If you had your very own home robot, what would you want it to do, exactly? Pick up after you? Do the dishes? Help you make coffee? Yeah, me too, but that kind of robot is a long, long ways off.

That isn’t stopping robotics companies from jumping into the robotic assistant fray. Consider Jibo, essentially a dancing Amazon Alexa. And Kuri, a miniaturized R2-D2 that roams around your house taking pictures. If that doesn’t sound particularly impressive to you, well, the market felt the same way. Jibo Inc. has reportedly laid off the bulk of its staff, and Kuri’s maker, Mayfield Robotics, announced last month that it’s pausing operations and refunding pre-orders.

Now joining the scrum is a rather more established company, Anki, which makes the popular Cozmo, a robot toy you control with your phone. Today it’s announcing that it has taken Cozmo and supercharged it from a plaything into an autonomous home assistant—named Vector. It’s charming, it’s (relatively) smart, and it’s mobile, the product of a recent convergence of technologies in robotics. The question is: Can Vector succeed where other home robots have failed?

Like, many others. Robot makers have been trying to fill our homes with social robots since the early ’80s. Pretty much all, though, have been dumber than a box of rocks. If you wanted your Omnibot to bring you breakfast in bed, you had to make that breakfast yourself, then place it on the robot’s tray, then remote-control the robot into your bedroom, then get back in bed, then look up from your newspaper and act all surprised that a robot had made you breakfast in bed.

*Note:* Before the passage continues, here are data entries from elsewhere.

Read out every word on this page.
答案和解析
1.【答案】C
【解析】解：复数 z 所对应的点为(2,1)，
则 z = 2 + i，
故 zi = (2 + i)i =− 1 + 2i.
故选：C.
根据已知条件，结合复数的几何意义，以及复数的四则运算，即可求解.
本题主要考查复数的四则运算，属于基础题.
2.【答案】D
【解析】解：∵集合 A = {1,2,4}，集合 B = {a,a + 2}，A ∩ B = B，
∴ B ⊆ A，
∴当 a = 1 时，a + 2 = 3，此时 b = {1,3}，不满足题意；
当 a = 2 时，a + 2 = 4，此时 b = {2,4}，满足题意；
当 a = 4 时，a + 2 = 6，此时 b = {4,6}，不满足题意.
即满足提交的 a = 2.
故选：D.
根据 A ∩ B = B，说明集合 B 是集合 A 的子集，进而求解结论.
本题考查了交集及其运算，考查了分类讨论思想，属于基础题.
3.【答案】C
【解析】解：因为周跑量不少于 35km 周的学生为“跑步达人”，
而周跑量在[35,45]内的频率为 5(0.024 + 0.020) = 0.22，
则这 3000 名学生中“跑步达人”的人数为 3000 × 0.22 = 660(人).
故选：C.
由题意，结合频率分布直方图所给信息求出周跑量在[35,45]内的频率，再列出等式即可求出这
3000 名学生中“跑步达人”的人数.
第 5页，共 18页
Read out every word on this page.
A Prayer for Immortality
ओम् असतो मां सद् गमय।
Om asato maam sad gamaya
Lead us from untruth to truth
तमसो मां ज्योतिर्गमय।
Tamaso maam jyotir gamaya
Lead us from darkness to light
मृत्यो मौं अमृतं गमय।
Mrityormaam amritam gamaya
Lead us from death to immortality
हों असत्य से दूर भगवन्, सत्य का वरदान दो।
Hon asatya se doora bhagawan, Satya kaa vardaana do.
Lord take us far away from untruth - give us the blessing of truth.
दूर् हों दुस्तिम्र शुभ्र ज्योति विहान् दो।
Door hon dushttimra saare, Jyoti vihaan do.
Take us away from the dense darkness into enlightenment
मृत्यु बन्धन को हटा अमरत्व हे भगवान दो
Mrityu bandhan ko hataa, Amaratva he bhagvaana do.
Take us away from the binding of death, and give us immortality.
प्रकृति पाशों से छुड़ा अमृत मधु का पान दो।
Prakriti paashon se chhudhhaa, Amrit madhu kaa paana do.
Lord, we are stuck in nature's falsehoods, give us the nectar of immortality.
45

Jibo, Kuri, and now Vector don’t bother with manipulating all the stuff in your home—that’s still a challenge even for research robotics. But they’re vastly more intelligent than their predecessors, thanks to advances in machine intelligence and processing power. Gaming in particular has led to graphics processing units that help small robots process their surroundings. And the machine-learning algorithms that used to require bulky computers in the cloud to run are now streamlined enough to run right on the robot. Accordingly, Vector only needs to call up to the cloud to process voices, while it can navigate its environment and recognize faces thanks to algorithms running locally.

Think of Vector as a miniaturized self-driving car for your home. It’s meant to live on countertops and tables, where it explores its environment with lasers and a camera, remembering where objects are and stopping just shy of plummeting off the edge. Ask it what the weather is, and it’ll tell you. Or tell it to set a timer for you. It’ll perk up when you step into a room. It’s a bit like Google Home, only with an actual personality.

It may not be able to do much at the moment (Anki says it will keep adding capabilities after launch in October), but it is undeniably charming. If it rolls too close to the edge of the table, for instance, it’ll recoil and twitter, as if to say that could have killed me. “Having a character built-in allows us to do things which are otherwise socially not super acceptable from an appliance,” says Hanns Wolfram Tappeiner, cofounder and president of Anki. “Vector doesn’t just sit there and wait until you ask him something.” It’ll get excited and chatty when it sees you.

Communication also comes nonverbally from Vector’s digitized eyes, which are meticulously animated by former Pixar wizards to woo you. They express the robot’s “emotional” state—tip it on its side and it looks flustered, for instance—but also reel you in, because humans live for eye contact, even with machines.

“If we don’t do things like eye contact really well—for example, how frequently does the robot make eye contact with a person, or how long does he keep that eye contact?—then something that feels like an alive character immediately feels not alive or very detached, like a turtle or or a hamster or something like that, versus a toddler or a dog,” Tappeiner says.

Let’s be real: No one’s interested in a digital turtle. But it’s not totally clear that consumers want a digital dog, either (especially one that tromps around on a tabletop). And customers have been burned before. “They expected too much and got too little,” says Aditya Kaul, research director at Tractica, which studies consumer robotics. “That has something to do with science fiction and popular culture, and what we expect to see from robots is not really what we are getting.”

It’s also, though, a matter of these companies underdelivering. “Jibo really represented a novelty, the same with Kuri,” says Nick Maynard, a research analyst at Juniper Research, which also studies consumer robotics. “They were there for people who wanted to say they had them—they didn’t really offer a compelling differentiator. They didn’t really offer the advanced features that users would actually want.”

What do consumers want for sure? Voice assistants like Amazon Alexa. And if Amazon’s rumored foray into home robotics is any indication, it may well be those devices that drive the evolution of personal robots. “I think what we will see is the lines between voice assistants and home robots will start to blur, and we’ll begin to see devices that include both functions,” Maynard says. It’s territory that Vector is beginning to explore.

Can Vector be both charming and useful? Charming, absolutely, but its usefulness is yet to be seen. It won’t bring you breakfast in bed, but for the moment, that’ll just be something you’ll have to live with.